2 If the destination type is
unsigned, the resulting value is the
least unsigned integer congruent to
the source integer (modulo 2n where n
is the number of bits used to
represent the unsigned type).
[ Note:
In a two’s complement representation,
this conversion is conceptual and
there is no change in the bit pattern
(if there is no truncation). —end note
]
3 If the destination type is signed,
the value is unchanged if it can be
represented in the destination type
(and bit-field width); otherwise, the
value is implementation-defined.
Therefore even in the worst case you will get the best (less implementation-defined) conversion.
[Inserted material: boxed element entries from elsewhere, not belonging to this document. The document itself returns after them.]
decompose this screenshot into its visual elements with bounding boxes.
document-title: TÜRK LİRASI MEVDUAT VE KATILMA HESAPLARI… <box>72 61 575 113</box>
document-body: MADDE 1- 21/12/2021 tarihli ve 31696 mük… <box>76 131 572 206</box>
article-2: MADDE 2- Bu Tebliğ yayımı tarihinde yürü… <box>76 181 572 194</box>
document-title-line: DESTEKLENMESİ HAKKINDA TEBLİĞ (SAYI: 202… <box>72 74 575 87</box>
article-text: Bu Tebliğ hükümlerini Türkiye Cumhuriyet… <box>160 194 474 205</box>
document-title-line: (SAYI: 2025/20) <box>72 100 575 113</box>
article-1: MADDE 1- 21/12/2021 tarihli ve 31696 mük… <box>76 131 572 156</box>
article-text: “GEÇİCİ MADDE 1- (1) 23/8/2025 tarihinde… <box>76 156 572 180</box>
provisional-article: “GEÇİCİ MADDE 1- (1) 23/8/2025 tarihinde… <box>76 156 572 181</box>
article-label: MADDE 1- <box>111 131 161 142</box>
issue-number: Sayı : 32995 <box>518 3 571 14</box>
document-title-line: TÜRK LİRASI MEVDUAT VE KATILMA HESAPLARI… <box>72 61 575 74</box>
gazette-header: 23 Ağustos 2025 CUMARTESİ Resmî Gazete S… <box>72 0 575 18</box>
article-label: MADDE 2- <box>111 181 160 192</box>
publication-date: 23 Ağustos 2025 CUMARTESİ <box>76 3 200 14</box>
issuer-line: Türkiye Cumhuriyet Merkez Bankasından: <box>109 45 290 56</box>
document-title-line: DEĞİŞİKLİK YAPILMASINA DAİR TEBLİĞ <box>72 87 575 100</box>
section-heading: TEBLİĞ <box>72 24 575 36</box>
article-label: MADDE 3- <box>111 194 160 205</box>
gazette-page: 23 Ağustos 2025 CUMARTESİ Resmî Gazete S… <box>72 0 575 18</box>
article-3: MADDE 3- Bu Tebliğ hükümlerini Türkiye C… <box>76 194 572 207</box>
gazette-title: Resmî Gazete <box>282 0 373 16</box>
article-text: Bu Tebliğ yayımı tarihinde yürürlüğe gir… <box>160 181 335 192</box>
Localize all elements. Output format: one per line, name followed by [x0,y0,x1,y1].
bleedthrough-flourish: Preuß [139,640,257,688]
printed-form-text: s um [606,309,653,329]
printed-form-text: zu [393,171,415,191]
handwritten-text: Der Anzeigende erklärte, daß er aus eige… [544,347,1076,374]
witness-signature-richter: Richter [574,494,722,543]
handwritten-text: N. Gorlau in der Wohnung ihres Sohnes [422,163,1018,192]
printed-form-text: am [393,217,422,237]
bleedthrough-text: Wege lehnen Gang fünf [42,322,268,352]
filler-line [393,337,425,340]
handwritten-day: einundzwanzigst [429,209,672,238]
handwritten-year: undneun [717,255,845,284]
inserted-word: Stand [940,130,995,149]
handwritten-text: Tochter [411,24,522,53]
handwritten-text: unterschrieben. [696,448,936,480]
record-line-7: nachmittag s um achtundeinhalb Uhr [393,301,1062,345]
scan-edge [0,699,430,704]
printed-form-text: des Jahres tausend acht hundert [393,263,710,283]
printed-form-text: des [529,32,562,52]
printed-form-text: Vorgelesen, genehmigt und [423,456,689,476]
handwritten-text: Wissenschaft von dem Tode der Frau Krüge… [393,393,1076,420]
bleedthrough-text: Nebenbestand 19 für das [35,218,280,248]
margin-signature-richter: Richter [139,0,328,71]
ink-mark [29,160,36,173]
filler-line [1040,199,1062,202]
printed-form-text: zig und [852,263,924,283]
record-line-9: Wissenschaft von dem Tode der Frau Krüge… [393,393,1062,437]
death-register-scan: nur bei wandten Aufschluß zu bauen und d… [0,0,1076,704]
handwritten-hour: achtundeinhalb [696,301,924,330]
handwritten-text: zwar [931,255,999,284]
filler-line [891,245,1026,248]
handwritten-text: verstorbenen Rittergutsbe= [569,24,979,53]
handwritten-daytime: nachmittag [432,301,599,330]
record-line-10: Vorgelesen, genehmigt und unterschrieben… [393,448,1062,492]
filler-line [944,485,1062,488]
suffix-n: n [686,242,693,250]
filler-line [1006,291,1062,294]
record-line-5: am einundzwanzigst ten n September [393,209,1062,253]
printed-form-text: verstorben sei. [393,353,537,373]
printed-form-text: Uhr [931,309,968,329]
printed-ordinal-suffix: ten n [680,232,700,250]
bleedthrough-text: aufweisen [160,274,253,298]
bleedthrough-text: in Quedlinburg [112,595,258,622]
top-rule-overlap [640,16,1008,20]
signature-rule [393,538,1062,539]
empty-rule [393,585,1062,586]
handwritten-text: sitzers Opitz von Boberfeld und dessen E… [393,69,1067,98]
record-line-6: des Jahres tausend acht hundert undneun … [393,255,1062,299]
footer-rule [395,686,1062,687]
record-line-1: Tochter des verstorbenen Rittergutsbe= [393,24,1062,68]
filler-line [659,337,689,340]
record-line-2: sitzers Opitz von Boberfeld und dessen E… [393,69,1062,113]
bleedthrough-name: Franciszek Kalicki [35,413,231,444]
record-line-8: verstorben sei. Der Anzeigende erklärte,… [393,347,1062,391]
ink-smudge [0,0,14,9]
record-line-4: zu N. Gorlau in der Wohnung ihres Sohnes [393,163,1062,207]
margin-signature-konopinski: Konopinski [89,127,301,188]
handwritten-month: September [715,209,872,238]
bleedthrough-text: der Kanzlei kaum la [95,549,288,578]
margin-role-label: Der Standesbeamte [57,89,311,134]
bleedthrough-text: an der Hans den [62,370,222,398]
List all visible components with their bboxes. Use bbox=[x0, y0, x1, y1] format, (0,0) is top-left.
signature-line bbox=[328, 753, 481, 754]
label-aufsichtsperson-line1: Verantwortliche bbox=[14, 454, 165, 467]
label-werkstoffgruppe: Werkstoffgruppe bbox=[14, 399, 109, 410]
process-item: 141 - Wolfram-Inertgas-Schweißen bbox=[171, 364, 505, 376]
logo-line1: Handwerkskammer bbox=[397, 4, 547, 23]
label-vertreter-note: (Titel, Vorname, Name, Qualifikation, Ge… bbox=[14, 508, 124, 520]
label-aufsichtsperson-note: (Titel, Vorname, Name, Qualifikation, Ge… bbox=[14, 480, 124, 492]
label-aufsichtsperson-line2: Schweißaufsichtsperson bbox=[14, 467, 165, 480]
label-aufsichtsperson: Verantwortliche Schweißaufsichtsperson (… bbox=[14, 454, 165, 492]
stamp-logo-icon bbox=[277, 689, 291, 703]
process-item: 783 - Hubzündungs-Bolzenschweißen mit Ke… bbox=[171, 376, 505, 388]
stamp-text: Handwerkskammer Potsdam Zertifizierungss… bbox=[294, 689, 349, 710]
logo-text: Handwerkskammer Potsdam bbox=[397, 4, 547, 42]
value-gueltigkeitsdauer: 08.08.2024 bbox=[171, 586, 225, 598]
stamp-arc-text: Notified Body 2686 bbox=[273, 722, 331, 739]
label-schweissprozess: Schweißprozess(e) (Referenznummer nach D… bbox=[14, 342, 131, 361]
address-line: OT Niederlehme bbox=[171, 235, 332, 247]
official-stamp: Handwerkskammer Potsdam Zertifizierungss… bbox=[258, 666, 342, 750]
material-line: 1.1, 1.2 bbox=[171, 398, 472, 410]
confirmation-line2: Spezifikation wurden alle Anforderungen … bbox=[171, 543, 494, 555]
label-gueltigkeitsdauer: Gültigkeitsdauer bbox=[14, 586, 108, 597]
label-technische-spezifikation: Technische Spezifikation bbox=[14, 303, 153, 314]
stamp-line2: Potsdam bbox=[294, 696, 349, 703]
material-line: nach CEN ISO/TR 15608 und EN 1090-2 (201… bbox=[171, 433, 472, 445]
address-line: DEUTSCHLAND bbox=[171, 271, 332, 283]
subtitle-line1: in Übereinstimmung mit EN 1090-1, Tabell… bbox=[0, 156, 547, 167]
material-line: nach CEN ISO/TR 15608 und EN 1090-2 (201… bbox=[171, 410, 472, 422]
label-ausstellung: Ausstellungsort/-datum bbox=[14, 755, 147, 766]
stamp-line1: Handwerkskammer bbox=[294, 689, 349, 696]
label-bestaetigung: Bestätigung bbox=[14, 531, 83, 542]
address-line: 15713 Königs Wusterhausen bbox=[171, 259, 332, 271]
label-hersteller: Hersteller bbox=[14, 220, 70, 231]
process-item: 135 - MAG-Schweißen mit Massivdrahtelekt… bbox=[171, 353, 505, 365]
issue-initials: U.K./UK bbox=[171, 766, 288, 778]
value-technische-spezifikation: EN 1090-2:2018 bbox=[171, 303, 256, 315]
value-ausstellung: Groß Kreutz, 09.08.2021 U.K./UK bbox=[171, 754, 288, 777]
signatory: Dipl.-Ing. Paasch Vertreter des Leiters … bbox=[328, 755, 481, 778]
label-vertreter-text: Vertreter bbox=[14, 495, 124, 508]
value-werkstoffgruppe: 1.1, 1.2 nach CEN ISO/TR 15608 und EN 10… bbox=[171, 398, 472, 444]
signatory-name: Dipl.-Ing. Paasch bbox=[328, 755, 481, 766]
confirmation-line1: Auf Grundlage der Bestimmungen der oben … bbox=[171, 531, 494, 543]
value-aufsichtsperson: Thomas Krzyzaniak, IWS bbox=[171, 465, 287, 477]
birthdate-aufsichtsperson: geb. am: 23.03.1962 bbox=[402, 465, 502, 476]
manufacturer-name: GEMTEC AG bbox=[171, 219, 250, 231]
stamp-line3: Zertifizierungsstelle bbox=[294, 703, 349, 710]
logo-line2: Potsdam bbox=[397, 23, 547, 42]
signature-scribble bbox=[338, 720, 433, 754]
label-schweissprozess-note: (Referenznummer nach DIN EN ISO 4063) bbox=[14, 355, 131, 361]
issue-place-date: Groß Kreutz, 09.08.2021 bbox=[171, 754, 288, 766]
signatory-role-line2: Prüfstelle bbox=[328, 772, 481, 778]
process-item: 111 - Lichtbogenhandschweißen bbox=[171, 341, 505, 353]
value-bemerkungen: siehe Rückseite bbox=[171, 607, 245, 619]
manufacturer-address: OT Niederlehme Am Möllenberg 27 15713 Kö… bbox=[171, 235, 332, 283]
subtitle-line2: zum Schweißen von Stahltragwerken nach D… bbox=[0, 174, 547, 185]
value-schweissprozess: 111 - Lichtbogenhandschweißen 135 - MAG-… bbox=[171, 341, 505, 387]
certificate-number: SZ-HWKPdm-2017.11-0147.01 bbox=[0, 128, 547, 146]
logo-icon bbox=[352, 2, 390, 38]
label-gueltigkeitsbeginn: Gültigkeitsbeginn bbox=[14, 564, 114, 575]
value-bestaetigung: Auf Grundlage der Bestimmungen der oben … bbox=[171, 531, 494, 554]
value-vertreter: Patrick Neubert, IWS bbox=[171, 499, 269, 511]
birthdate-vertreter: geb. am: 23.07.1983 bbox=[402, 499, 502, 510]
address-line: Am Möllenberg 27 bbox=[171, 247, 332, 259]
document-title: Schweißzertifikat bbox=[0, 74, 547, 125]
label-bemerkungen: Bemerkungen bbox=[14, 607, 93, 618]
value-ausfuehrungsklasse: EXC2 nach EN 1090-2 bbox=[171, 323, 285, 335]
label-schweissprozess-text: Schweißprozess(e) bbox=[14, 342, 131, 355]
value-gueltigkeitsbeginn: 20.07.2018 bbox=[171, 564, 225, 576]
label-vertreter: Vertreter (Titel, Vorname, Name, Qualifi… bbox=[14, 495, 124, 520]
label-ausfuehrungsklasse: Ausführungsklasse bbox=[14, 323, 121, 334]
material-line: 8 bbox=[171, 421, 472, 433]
Anyway in most implementations this will not change anything in the bit pattern, and you will not even have a conversion if look into the generated assembler.
template<class ITER_T>
char *copy_binary( unsigned char length, const ITER_T& begin)
{
char* stg = alloc_storage(length);
std::copy(begin, begin + length, stg);
return stg;
}
Using reinterpret_cast you depend on the compiler:
[5.2.10.3] The mapping performed by
reinterpret_cast is
implementation-defined. [ Note: it
might, or might not, produce a
representation different from the
original value. —end note ]
Note: This is an interesting related post.
So if I get it right, the cast to unsigned char is to gaurantee an unsigned byte-by-byte copy. But then you cast it back for the return. The function looks a bit dodgy what exactly is the context/reason for setting it up this way? A quick fix might be to replace all this with a memcpy() (but as commented, do not use that on iterator objects) -- otherwise just remove the redundant casts.